O P I N I
Amankah Nasib Honorer,
Semoga Tidak Ada PHK di antara Kita
Oleh: Daddy Rohanady
Anggota DPRD Provinsi Jawa Barat
Algivon.com – Keberadaan pegawai di manapun, galibnya membutuhkan
kepastian hukum, terutama soal status kepegawaiannya. Pegawai yang belum jelas
status kepagawaiannya dipastikan merasa risau. Kerisauan ini, memiliki beberapa
konsekuensi. Satu hal yang pasti dan utama, apakah mereka akan menerima imbal
jasa yang layak, atas apa yang mereka lakukan? Di situlah strategisnya peran
pemerintah.
Melalui keberadaan regulasi yang ada, pemerintah
memfasilitasi banyak hal sehingga tidak perlu terjadi perselisihan akibat
ketidakjelasan status pegawai. Hindarkanlah seminimlah mungkin terjadinya perselisihan
ini demi meningkatkan kesejahteraan pegawai dan produktivitas, di antaranya.

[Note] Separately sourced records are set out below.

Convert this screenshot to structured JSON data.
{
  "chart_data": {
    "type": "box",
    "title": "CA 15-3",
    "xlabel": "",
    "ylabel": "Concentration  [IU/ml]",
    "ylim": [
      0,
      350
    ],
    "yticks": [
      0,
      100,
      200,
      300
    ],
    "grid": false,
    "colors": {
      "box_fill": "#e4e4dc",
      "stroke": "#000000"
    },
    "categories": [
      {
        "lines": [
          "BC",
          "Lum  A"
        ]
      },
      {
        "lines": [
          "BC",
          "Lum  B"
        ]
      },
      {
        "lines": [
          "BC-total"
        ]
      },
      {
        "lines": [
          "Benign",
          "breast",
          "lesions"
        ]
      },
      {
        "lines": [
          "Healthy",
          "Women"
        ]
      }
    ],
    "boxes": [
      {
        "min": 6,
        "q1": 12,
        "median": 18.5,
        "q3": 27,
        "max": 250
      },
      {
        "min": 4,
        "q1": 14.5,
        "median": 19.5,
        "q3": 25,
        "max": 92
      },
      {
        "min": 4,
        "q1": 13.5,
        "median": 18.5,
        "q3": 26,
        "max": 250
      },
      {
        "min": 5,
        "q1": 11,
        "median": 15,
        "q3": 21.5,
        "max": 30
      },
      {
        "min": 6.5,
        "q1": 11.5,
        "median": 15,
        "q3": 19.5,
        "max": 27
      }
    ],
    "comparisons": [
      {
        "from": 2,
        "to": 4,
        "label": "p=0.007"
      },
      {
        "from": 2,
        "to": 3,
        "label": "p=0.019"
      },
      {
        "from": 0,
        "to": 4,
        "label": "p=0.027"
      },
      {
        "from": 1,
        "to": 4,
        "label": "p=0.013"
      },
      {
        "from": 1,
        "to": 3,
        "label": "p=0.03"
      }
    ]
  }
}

Mirisnya, fakta empiris di lapangan menunjukkan, masih
begitu banyak pegawai honorer, terutama pekerja di sektor swasta. Hal ini tentu
dapat dipahami mengingat begitu banyaknya perusahaan swasta yang bergerak di
berbagai bidang usaha. Meski cukup banyak yang sudah menjadi karyawan tetap, tidak
sedikit pula yang masih berstatus sebagai pegawai honorer.
Pegawai honorer di perusahaan swasta biasanya merupakan para
“kontraktor”. Mereka biasanya dipekerjakan berdasarkan waktu tertentu sesuai
tenor yang tertera di dalam kontrak. Ada yang enam bulanan, ada pula yang satu
tahunan. Beruntung jika karyawan kontrak itu bisa diperpanjang berkali-kali,
dan biasanya ada pula yang lantas diangkat menjadi karyawan tetap.

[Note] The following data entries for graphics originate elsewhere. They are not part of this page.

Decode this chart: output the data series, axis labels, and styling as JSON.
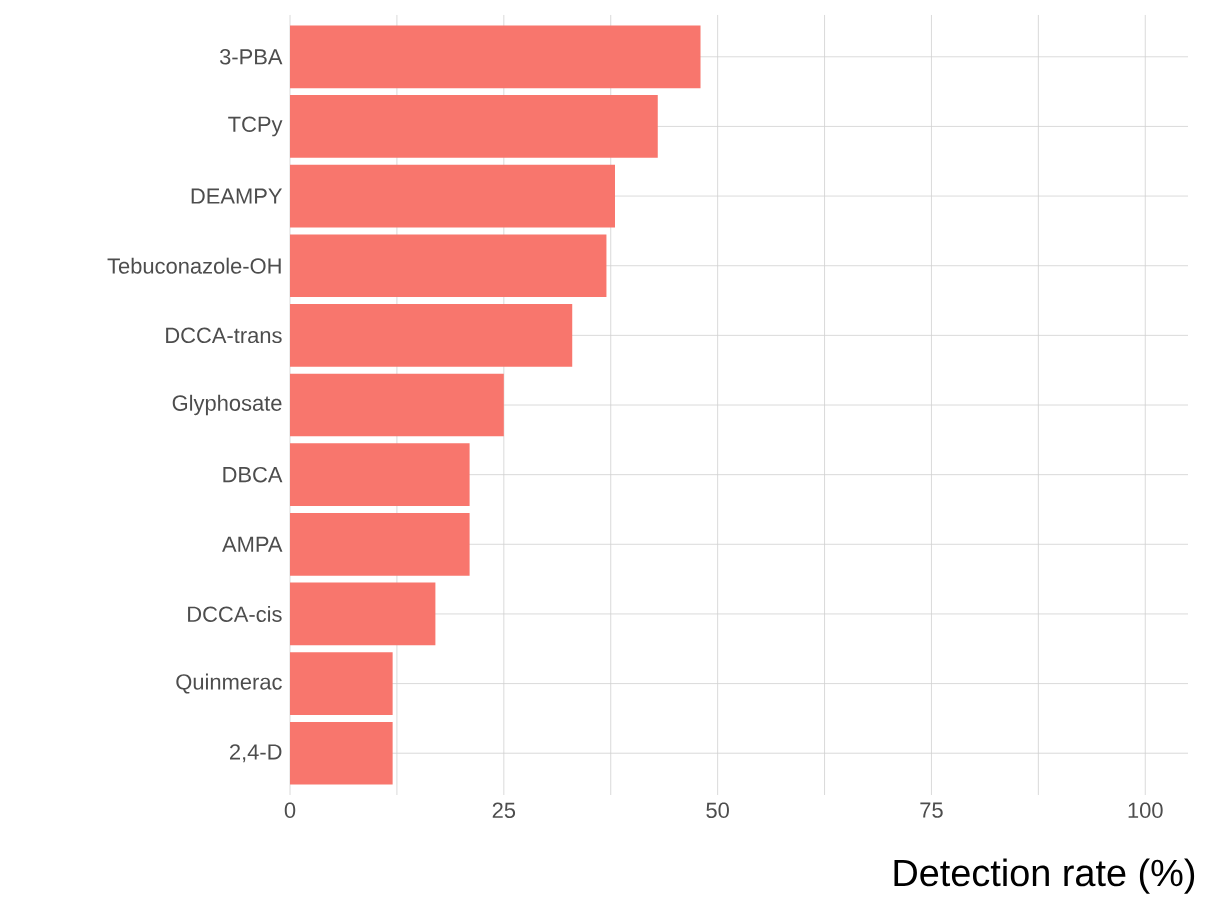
{
  "chart_data": {
    "type": "bar",
    "orientation": "horizontal",
    "xlabel": "Detection rate (%)",
    "categories": [
      "3-PBA",
      "TCPy",
      "DEAMPY",
      "Tebuconazole-OH",
      "DCCA-trans",
      "Glyphosate",
      "DBCA",
      "AMPA",
      "DCCA-cis",
      "Quinmerac",
      "2,4-D"
    ],
    "values": [
      48,
      43,
      38,
      37,
      33,
      25,
      21,
      21,
      17,
      12,
      12
    ],
    "color": "#f8766d",
    "xlim": [
      0,
      105
    ],
    "xticks": [
      0,
      {
        "value": 12.5,
        "label": null
      },
      25,
      {
        "value": 37.5,
        "label": null
      },
      50,
      {
        "value": 62.5,
        "label": null
      },
      75,
      {
        "value": 87.5,
        "label": null
      },
      100
    ],
    "grid": true
  }
}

Bagaimana bila kontraknya tidak diperpanjang? Ketika kontrak
selesai, selesai pula hubungan mereka dengan tempatnya bekerja. Tidak aneh jika
kita lantas mendengar banyak keluhan atau pengaduan mengenai perselisihan
perburuhan. Banyak gejolak di banyak tempat, apakah itu terkait status
kepegawaian maupun masalah pengupahan.
Rupanya masalah pegawai honorer terjadi pula di instansi
pemerintah. Tidak sedikit honorer yang juga bertanya-tanya soal status
kepegawaian mereka, terutama mereka yang sudah bekerja selama beberapa tahun.
Di lembaga pemerintah, pegawai honorer biasa disebut Pegawai Non-ASN. Artinya,
mereka bukan aparatur sipil negara.
Faktanya, tidak bisa dipungkiri, ada fenomena “keguncangan” di semua wilayah menyangkut
status tenaga honorer ini. Hal ini terjadi di tingkat provinsi maupun di
tingkat kabupaten/kota.
SE Menpan RB Nomor
185/2022
Marilah kita runut, ketika Pemerintah Pusat melalui
Kementerian Penertiban Aparatur Negara dan Reformasi Birokrasi (PAN RB)
mengeluarkan Surat Edaran (SE) Menpan RB Nomor B/185/M.SM.02.03/2022. Surat
Edaran tersebut ditujukan kepada para Pejabat Pembina Kepegawaian (PPK) di
lingkungan Kementerian/Lembaga instansi pusat dan daerah. Artinya, SE tersebut
ditujukan dan diberlakukan di seluruh Indonesia.
Sebenarnya SE tersebut merupakan tindak lanjut atas
Undang-Undang Nomor 5 Tahun 2014 Tentang Aparatur Sipil Negara yang peraturan
teknisnya dimuat dalam Peraturan Pemerintah Nomor 11 Tahun 2017 Tentang
Manajemen Pegawai Negeri Sipil (PNS) dan Peraturan Pemerintah Nomor 17 Tahun
2020 Tentang Perubahan atas Peraturan Pemerintah Nomor 11 Tahun 2017, serta
Peraturan Pemerintah Nomor 49 Tahun 2018 Tentang Manajemen Pegawai Pemerintah
dengan Perjanjian Kerja (PPPK).
Dengan adanya SE Menpan RB Nomor 185/2022 tersebut, para PPK
diminta: (1) melakukan pemetaan pegawai non-ASN di lingkungan masing-masing.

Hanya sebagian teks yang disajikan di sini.